Lightship, the startup behind the AE.1 all-electric travel trailer, is cranking things up in Broomfield. The company is more than doubling its manufacturing footprint, growing from about 32,000 square feet to roughly 76,000, to speed up production and shrink those long customer waitlists. The expanded floor space is meant to help Lightship move beyond pilot builds into steady assembly as interest in electric towing climbs. Executives say the extra room should also deepen U.S. sourcing and tighten the loop between design and real-world product tweaks.

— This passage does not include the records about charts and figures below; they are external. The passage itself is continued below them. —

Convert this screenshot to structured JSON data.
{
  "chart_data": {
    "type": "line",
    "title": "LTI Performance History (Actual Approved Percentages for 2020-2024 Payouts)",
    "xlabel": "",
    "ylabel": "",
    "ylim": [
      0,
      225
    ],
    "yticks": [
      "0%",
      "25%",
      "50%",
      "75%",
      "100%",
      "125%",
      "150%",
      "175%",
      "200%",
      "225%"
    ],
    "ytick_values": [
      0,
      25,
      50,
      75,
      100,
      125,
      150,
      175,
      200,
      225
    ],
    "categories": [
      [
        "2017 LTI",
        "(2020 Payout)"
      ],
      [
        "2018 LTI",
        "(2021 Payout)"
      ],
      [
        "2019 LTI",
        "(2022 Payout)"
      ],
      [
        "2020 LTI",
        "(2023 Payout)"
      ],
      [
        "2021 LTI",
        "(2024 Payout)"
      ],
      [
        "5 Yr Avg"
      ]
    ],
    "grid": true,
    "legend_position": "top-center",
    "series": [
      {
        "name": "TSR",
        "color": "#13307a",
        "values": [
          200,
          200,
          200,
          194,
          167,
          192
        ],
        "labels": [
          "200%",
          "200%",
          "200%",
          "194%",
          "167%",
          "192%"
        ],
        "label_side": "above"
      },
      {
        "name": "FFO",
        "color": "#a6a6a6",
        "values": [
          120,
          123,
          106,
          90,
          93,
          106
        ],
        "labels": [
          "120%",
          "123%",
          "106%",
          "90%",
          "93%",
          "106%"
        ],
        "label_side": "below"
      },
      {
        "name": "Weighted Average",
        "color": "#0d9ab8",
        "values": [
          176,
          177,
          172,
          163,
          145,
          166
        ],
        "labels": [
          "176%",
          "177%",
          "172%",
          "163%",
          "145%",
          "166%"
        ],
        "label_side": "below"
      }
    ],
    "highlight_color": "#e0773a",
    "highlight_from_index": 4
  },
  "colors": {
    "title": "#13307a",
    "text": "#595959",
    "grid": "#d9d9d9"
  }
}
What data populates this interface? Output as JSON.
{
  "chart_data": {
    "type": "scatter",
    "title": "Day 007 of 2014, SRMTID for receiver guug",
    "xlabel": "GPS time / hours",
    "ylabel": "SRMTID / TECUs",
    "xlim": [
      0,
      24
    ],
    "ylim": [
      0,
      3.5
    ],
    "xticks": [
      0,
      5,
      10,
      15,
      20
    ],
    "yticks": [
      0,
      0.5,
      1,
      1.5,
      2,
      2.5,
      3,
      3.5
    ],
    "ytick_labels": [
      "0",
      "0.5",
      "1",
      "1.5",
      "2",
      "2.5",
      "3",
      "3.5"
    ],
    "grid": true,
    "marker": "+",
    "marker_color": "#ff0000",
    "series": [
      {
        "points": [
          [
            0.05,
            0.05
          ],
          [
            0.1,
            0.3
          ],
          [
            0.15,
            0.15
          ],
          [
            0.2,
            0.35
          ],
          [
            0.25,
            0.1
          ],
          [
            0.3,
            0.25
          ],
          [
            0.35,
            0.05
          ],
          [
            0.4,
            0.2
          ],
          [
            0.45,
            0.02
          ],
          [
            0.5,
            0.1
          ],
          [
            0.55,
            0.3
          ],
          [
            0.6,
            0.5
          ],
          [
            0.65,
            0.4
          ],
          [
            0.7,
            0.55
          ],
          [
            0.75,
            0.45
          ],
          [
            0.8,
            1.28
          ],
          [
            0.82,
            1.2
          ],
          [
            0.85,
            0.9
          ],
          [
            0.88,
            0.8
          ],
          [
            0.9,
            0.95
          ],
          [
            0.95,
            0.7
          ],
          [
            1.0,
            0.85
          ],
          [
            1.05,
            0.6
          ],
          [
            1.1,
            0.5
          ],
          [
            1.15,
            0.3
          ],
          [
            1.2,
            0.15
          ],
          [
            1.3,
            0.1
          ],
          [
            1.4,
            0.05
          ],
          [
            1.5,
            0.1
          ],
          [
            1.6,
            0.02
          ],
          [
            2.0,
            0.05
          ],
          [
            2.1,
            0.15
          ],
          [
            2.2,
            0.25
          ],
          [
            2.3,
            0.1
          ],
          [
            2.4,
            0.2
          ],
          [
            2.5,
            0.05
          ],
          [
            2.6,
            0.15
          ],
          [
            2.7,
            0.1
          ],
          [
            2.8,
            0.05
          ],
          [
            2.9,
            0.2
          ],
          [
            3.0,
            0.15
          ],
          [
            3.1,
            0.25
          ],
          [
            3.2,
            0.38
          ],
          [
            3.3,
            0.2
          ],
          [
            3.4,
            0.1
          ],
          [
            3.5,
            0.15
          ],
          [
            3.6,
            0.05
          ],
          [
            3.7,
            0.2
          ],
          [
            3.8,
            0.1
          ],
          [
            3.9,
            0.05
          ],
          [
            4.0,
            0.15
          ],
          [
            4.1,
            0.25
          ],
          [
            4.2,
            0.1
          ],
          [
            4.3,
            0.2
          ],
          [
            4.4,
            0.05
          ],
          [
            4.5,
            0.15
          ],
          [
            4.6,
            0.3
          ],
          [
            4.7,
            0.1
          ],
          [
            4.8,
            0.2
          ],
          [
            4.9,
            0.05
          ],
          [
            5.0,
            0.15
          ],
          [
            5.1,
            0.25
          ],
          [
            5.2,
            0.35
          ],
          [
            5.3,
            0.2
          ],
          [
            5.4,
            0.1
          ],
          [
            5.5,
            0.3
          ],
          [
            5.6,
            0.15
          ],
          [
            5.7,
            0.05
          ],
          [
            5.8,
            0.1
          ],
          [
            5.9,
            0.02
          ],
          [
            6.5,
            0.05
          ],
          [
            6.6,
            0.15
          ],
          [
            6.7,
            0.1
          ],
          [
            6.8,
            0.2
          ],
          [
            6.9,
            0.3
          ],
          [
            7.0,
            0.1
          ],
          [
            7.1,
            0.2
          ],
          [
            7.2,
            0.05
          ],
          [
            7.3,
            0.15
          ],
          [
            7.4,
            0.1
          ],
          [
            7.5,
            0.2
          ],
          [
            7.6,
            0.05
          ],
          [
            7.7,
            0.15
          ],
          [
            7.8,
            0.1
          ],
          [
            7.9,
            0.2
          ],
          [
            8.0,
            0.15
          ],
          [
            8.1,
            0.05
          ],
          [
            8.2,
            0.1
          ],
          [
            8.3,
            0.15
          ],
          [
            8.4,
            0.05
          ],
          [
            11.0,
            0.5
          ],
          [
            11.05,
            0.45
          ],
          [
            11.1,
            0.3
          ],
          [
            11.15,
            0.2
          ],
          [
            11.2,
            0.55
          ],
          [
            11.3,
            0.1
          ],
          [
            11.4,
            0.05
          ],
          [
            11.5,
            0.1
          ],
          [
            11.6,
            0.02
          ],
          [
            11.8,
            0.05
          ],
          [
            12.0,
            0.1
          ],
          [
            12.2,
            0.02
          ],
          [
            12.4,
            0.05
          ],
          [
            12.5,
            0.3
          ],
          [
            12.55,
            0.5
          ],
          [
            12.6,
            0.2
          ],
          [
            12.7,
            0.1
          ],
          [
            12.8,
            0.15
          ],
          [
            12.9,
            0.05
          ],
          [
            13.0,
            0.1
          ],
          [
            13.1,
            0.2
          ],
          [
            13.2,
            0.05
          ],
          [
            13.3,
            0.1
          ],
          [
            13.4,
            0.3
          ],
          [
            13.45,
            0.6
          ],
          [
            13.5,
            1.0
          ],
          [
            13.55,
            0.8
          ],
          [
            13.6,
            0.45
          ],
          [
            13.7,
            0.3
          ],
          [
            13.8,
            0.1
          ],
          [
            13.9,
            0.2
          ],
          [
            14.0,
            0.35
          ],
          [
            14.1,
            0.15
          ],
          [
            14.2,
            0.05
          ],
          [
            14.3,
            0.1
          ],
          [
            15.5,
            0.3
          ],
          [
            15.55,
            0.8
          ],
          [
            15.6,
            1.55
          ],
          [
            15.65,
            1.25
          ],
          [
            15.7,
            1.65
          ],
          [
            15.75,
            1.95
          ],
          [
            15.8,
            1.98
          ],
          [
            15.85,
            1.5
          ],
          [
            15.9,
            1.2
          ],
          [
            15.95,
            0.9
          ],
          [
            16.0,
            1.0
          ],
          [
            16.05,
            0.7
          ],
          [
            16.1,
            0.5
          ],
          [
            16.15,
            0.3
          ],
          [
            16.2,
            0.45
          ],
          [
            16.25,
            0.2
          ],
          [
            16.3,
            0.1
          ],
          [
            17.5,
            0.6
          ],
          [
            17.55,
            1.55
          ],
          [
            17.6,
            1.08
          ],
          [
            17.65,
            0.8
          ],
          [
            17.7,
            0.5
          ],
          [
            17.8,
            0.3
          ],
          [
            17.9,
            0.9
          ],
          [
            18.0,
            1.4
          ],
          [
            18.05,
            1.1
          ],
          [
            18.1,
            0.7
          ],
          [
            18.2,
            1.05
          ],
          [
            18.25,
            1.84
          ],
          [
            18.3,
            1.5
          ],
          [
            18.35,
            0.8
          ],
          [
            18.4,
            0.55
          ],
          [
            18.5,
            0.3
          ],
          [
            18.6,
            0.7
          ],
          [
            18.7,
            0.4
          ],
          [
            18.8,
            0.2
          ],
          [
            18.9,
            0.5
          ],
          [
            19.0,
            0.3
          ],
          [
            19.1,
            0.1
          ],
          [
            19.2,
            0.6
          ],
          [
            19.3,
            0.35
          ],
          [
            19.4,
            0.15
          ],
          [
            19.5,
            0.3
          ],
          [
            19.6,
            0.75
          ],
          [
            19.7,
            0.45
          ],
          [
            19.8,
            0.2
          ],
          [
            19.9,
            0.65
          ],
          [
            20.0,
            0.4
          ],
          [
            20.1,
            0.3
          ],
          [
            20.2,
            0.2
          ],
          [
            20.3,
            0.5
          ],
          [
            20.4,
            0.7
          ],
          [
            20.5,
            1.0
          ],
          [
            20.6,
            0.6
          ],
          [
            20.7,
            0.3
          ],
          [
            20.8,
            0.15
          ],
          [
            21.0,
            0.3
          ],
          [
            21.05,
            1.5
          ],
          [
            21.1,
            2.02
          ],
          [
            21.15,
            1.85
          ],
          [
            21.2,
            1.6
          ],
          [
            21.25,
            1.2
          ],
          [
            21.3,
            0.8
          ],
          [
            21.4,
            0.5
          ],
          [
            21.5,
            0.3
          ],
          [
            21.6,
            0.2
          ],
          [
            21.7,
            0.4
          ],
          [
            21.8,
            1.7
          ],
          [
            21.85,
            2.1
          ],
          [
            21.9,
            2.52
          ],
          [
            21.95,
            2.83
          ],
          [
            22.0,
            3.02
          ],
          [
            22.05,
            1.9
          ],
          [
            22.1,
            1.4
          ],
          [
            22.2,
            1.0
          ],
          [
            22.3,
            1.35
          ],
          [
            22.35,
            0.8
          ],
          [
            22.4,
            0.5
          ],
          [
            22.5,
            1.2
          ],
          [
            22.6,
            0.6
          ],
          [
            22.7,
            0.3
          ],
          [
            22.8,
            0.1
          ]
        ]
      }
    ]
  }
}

Bigger factory, faster output
The plan calls for about 44,000 additional square feet at the plant, with operations in the new space expected to kick off by mid-summer. Lightship says that timeline will let the company more than quadruple production capacity by the end of 2026, as detailed by Business Wire. According to the release, the expansion is designed to boost vertical integration while growing R&D and service capabilities under the same roof. “This expansion is a defining moment for Lightship,” CEO Toby Kraus said in the company’s announcement.
Production ramp and jobs
In practical terms, Lightship expects the larger footprint to ultimately support production of roughly 500 AE.1 travel trailers per year. Executives caution that it will take several years to hit that full rate. For now, the company is building at a slower pace and methodically adding stations to speed output over time, according to BusinessDen. Local reporting puts Lightship’s Colorado workforce at about 100 employees today and notes that the factory expansion could bring on dozens more manufacturing roles. Management told BusinessDen that a large share of 2026 production is already sold or reserved.
Funding the push
To pay for the build-out, Lightship tapped private investors. SEC documents show the company offered $35 million and sold roughly $26.6 million of that late last year, more precisely about $26,624,990, a cash infusion company leaders say is going toward the expanded factory, according to the SEC filing. Spokespeople describe the raise as an extension of earlier rounds meant to bridge the gap between prototype work and higher-volume production. The capital, they say, is aimed at cutting lead times while supporting a more vertically integrated, U.S.-focused supply chain.
What’s in the AE.1
The AE.1 centers on a 77 kWh battery, now offered as standard, paired with roughly 1.8 kW of integrated roof-mounted solar and Lightship’s TrekDrive hitch system. The company says TrekDrive keeps towing-related range loss to about 3 percent, based on its product materials. Despite a curb weight in the 7,500-8,200 pound range and a 26.7-foot length, reviewers and company engineers say the trailer’s aerodynamics, regenerative braking, and TrekDrive motor help make EV towing workable for modern electric trucks, as noted in coverage by Electrek.
Why this matters
Lightship’s timing is not accidental. Go RVing’s 2025 RV Owner Demographic Profile, published by the RV Industry Association, reports that about 16.9 million households say they are strongly interested in buying an RV in the next five years and estimates that roughly 8.1 million American households already own one. If Lightship can scale even a fraction of its targeted output, the company says it will stand as a notable example of U.S.-based electric vehicle manufacturing and could add a meaningful number of advanced-manufacturing jobs to the Denver-area economy, Kraus said in the company release, as reported by Business Wire.